Lord, if you don’t do it…..how can I be blameless?
Lord, if you don’t increase my love, how will I love all people?
Lord, if you don’t direct my way, how will I go?
Lord, if you don’t strengthen my heart, how will I be more holy?
Corrie Ten Boom was a Dutch Christian who, along with her family, was sent to a concentration camp during WWII for hiding Jews in her home. Her sister died in the camp. After the war, Corrie traveled and spoke to many groups about her experiences and her faith, and at one of these events, a man came up to her whom she immediately recognized as one of the guards at her camp. She could tell he didn’t recognize her, but she knew him. And when he came up to her, he told her that he had been a guard, but that he’d become a Christian, and although he knew God forgave him, he asked, “will you forgive me too?” and he reached out his hand. I will read her own words describing her reaction:
“And I stood there—I whose sins had again and again to be forgiven—and could not forgive. Betsie had died in that place—could he erase her slow terrible death simply for the asking?

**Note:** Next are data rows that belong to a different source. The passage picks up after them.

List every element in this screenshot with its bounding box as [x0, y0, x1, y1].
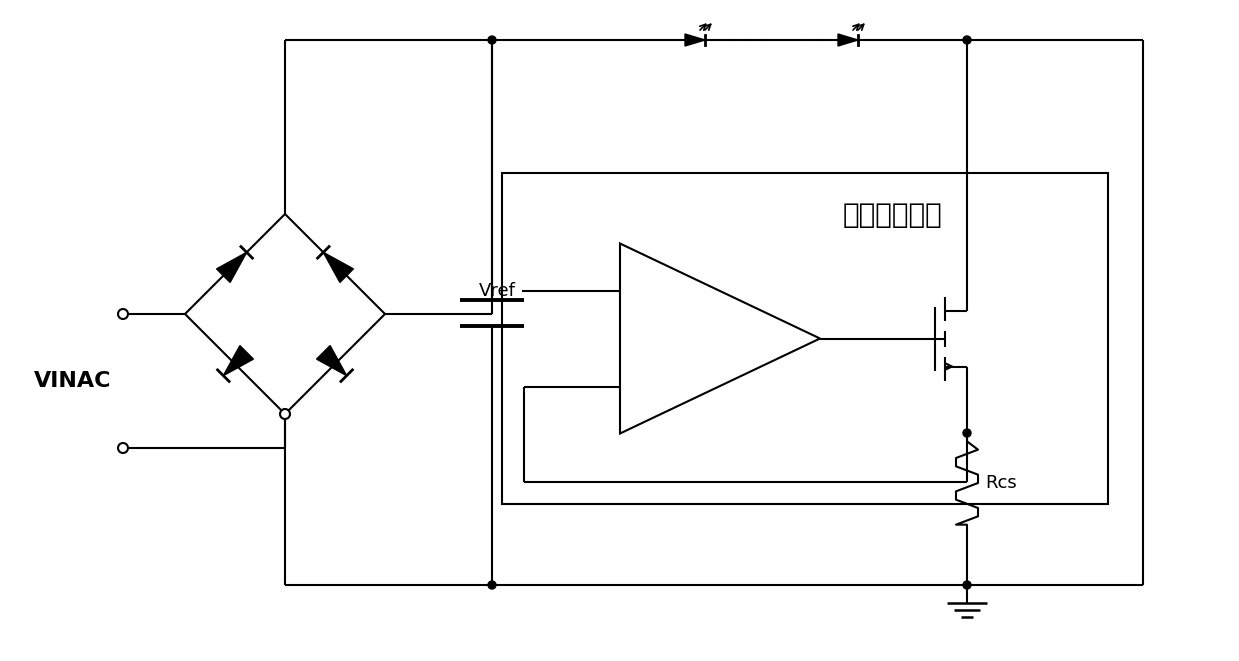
- Circle shape: [963, 581, 971, 589]
- Text: amp: amp: [695, 329, 735, 348]
- Circle shape: [488, 36, 496, 44]
- Circle shape: [963, 429, 971, 437]
- Polygon shape: [217, 253, 247, 282]
- Bar: [502, 173, 1108, 504]
- Text: −: −: [631, 377, 649, 397]
- Text: 恒流驱动电路: 恒流驱动电路: [843, 201, 942, 229]
- Polygon shape: [620, 243, 820, 434]
- Circle shape: [280, 409, 290, 419]
- Polygon shape: [323, 253, 353, 282]
- Polygon shape: [317, 346, 347, 375]
- Circle shape: [963, 36, 971, 44]
- Text: Rcs: Rcs: [985, 474, 1017, 492]
- Text: VINAC: VINAC: [33, 371, 112, 391]
- Polygon shape: [838, 34, 857, 46]
- Circle shape: [118, 443, 128, 453]
- Text: Vref: Vref: [479, 282, 515, 299]
- Circle shape: [488, 581, 496, 589]
- Circle shape: [118, 309, 128, 319]
- Polygon shape: [685, 34, 705, 46]
- Text: +: +: [632, 281, 648, 300]
- Polygon shape: [223, 346, 254, 375]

“It could not have been many seconds that he stood there—hand held out—but to me it seemed hours as I wrestled with the most difficult thing I had ever had to do [….]
“And still I stood there with the coldness clutching my heart. […] ‘… Help!’ I prayed silently. ‘I can lift my hand. I can do that much. You supply the feeling.’
“And so woodenly, mechanically, I thrust my hand into the one stretched out to me. And as I did, an incredible thing took place. The current started in my shoulder, raced down my arm, sprang into our joined hands. And then this healing warmth seemed to flood my whole being, bringing tears to my eyes.
“ ‘I forgive you, brother!’ I cried. ‘With all my heart!’
“For a long moment we grasped each other’s hands, the former guard and the former prisoner. I had never known God’s love so intensely, as I did then.”
Corrie’s prayer – “help!” – is our prayer. Without the Lord, we are unable to meet the tasks ahead of us, the work he has given us, love the people he has called us to love, step out of our comfort zones and into scary territory…..but with God, empowered by the Holy Spirit,when we mechanically take that first step (whatever small step we can see before us) and cry “Help, Lord!” we find that God is faithful and will make us over. Forgive where we could not. Love where we could not. Be faithful and patient and wise where we could not.
Today, in the waiting and the living, take whatever first step you see in front of you. Take that first mechanical risky step and cry, “Help!” and God is faithful. Grace shines through. Grace shines through all the cracks, holding us together as a community of people who don’t have it all together and are definitely not blameless, who will let it all hang out and cry, “Lord, make us!” And the Lord makes us. The Lord makes us abound in love and strengthens our hearts.